Pienso en mi padre; él no quería morir. Aceptó la muerte a regañadientes. Es más, creo que nunca la aceptó, se la impusieron. Luchó hasta el límite de sus fuerzas, hasta cuando el cansancio minó su voluntad, lo asfixió. Y pienso en María Eugenia, su señora, a quien quise tanto; en cómo se aferraba a destellos de esperanza. En su partida prematura, en mi negación. En la memoria de ambos, que nos mantiene unidos a quienes quedamos.

Pienso en Juan Camilo David y Carlos Vegalara, y en los muchos que no conozco y están luchando. Y recuerdo a Juan Camilo Herrera, a quien la vida le sonríe de nuevo. Pienso en sus padres, en todos los padres, en lo difícil que es ver sufrir a un hijo. Para eso nadie nos prepara. Nada desgarra más el alma, nada. Es una afrenta despiadada al amor más puro e incondicional. Similar pasa con los familiares cercanos y los verdaderos amigos.

Y pienso en Judith Gómez. En su vida dura y accidentada, en sus alegrías y en su lucha.
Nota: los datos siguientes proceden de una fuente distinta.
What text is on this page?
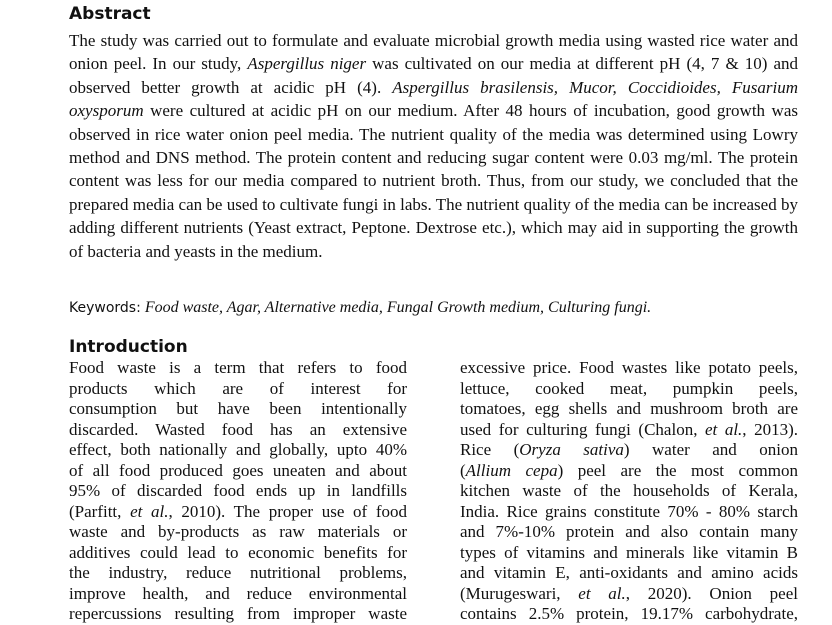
Abstract

The study was carried out to formulate and evaluate microbial growth media using wasted rice water and onion peel. In our study, Aspergillus niger was cultivated on our media at different pH (4, 7 & 10) and observed better growth at acidic pH (4). Aspergillus brasilensis, Mucor, Coccidioides, Fusarium oxysporum were cultured at acidic pH on our medium. After 48 hours of incubation, good growth was observed in rice water onion peel media. The nutrient quality of the media was determined using Lowry method and DNS method. The protein content and reducing sugar content were 0.03 mg/ml. The protein content was less for our media compared to nutrient broth. Thus, from our study, we concluded that the prepared media can be used to cultivate fungi in labs. The nutrient quality of the media can be increased by adding different nutrients (Yeast extract, Peptone. Dextrose etc.), which may aid in supporting the growth of bacteria and yeasts in the medium.

Keywords: Food waste, Agar, Alternative media, Fungal Growth medium, Culturing fungi.

Introduction
Food waste is a term that refers to food
products which are of interest for
consumption but have been intentionally
discarded. Wasted food has an extensive
effect, both nationally and globally, upto 40%
of all food produced goes uneaten and about
95% of discarded food ends up in landfills
(Parfitt, et al., 2010). The proper use of food
waste and by-products as raw materials or
additives could lead to economic benefits for
the industry, reduce nutritional problems,
improve health, and reduce environmental
repercussions resulting from improper waste
excessive price. Food wastes like potato peels,
lettuce, cooked meat, pumpkin peels,
tomatoes, egg shells and mushroom broth are
used for culturing fungi (Chalon, et al., 2013).
Rice (Oryza sativa) water and onion
(Allium cepa) peel are the most common
kitchen waste of the households of Kerala,
India. Rice grains constitute 70% - 80% starch
and 7%-10% protein and also contain many
types of vitamins and minerals like vitamin B
and vitamin E, anti-oxidants and amino acids
(Murugeswari, et al., 2020). Onion peel
contains 2.5% protein, 19.17% carbohydrate,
En su generosidad con esta tierra que hizo suya y con este diario, que es su casa. En su familia y en sus sobrinas, en su compañero de vida que perdió prematuramente, en sus amigas, en sus colegas periodistas y de la redacción. En su mirada aguda, su honestidad blindada, su franqueza. En los tonos con que colorea la vida de quienes la conocemos.

Pienso en ella, en su decisión de no luchar más y en lo tranquila que está. Tranquilidad que envidio, que no es derrota sino triunfo, propia de quienes logran descifrar el sentido de las Ítacas. De quienes saben, como el poeta Constantin Kavafis, que lo importante no es el destino sino la travesía. Gracias Judith por compartir con nosotros parte de tu vida. Y por enseñarnos que la vida es un péndulo que se escribe y que se vive, con alegría.